It was a busy Sunday for Lacombe Fire Department.
On the afternoon of Aug. 11, Lacombe Fire Department was dispatched to three separate motor vehicle collisions along Hwy. 2.
All three pages were sent out within about an hour and a half.
First, around 4:30 p.m., Lacombe fire crews responded to a single vehicle rollover in the northbound lane of Hwy. 2 north of Hwy. 12. Three individuals were in the vehicle when it rolled. One was transported via ambulance to Lacombe Hospital and treated for non-life threatening injuries, a second was transported by police and a third left the scene before police arrived, said Fire Chief Ed Van Delden.
The incident is still under investigation.
As fire crews were returning to the hall, they received a second call to a three-vehicle collision in the northbound lane of Hwy. 2 south of Hwy. 12.
Van Delden said fire crews assisted to remove passengers from the vehicles but did not need to cut into the vehicle at all to extricate anyone.
At that incident, crews were just clearing the scene when they were paged to another incident at the south intersection of Hwy. 2 and 2A.
In the third incident, a large motorhome had reportedly rear-ended a small car.

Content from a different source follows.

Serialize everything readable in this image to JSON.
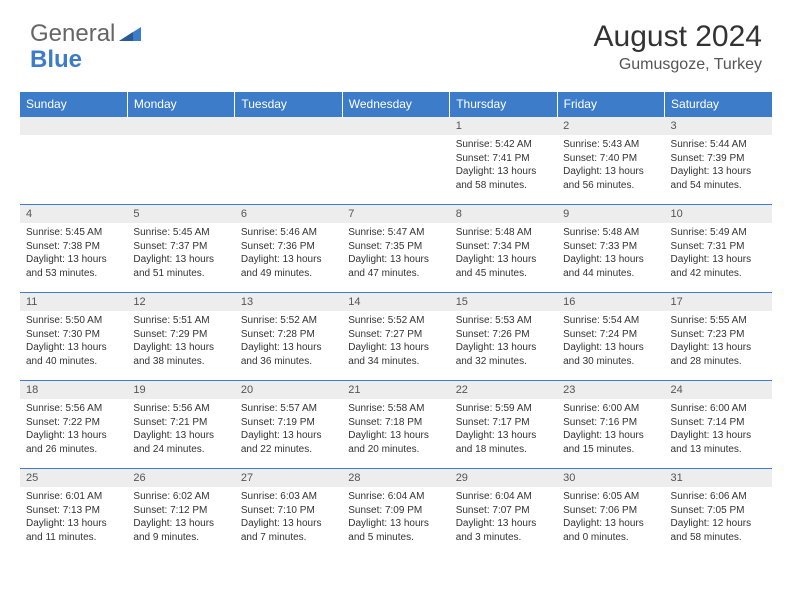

One of the car’s occupants was transported via ambulance to Lacombe Hospital complaining of back injuries but had no life-threatening injuries, fire crews said.
“I don’t think it’s a stretch to suggest that these accidents were somehow connected with the traffic slowing down,” said Van Delden. He added that emergency scenes themselves are distracting for drivers, and it is always important for drivers to keep their eyes on the road, no matter what may be happening outside.
“If you are on the roadway, you better be looking down the roadway.”
It may be useful for drivers to remember that they are only required to slow down at accident scenes when there are emergency vehicles present and slowing down to observe an accident that has already been cleared by emergency crews may only serve to distract other drivers.
Of course, it is also important to drive at a speed that is appropriate for road conditions and the flow of traffic, said Van Delden.
“Obviously, if the car is slowing down ahead of you, you need to slow down as well.”
Van Delden added that accidents can be caused by drivers paying attention to distractions, such as emergency scenes, and not realizing the vehicles in front of them are slowing down.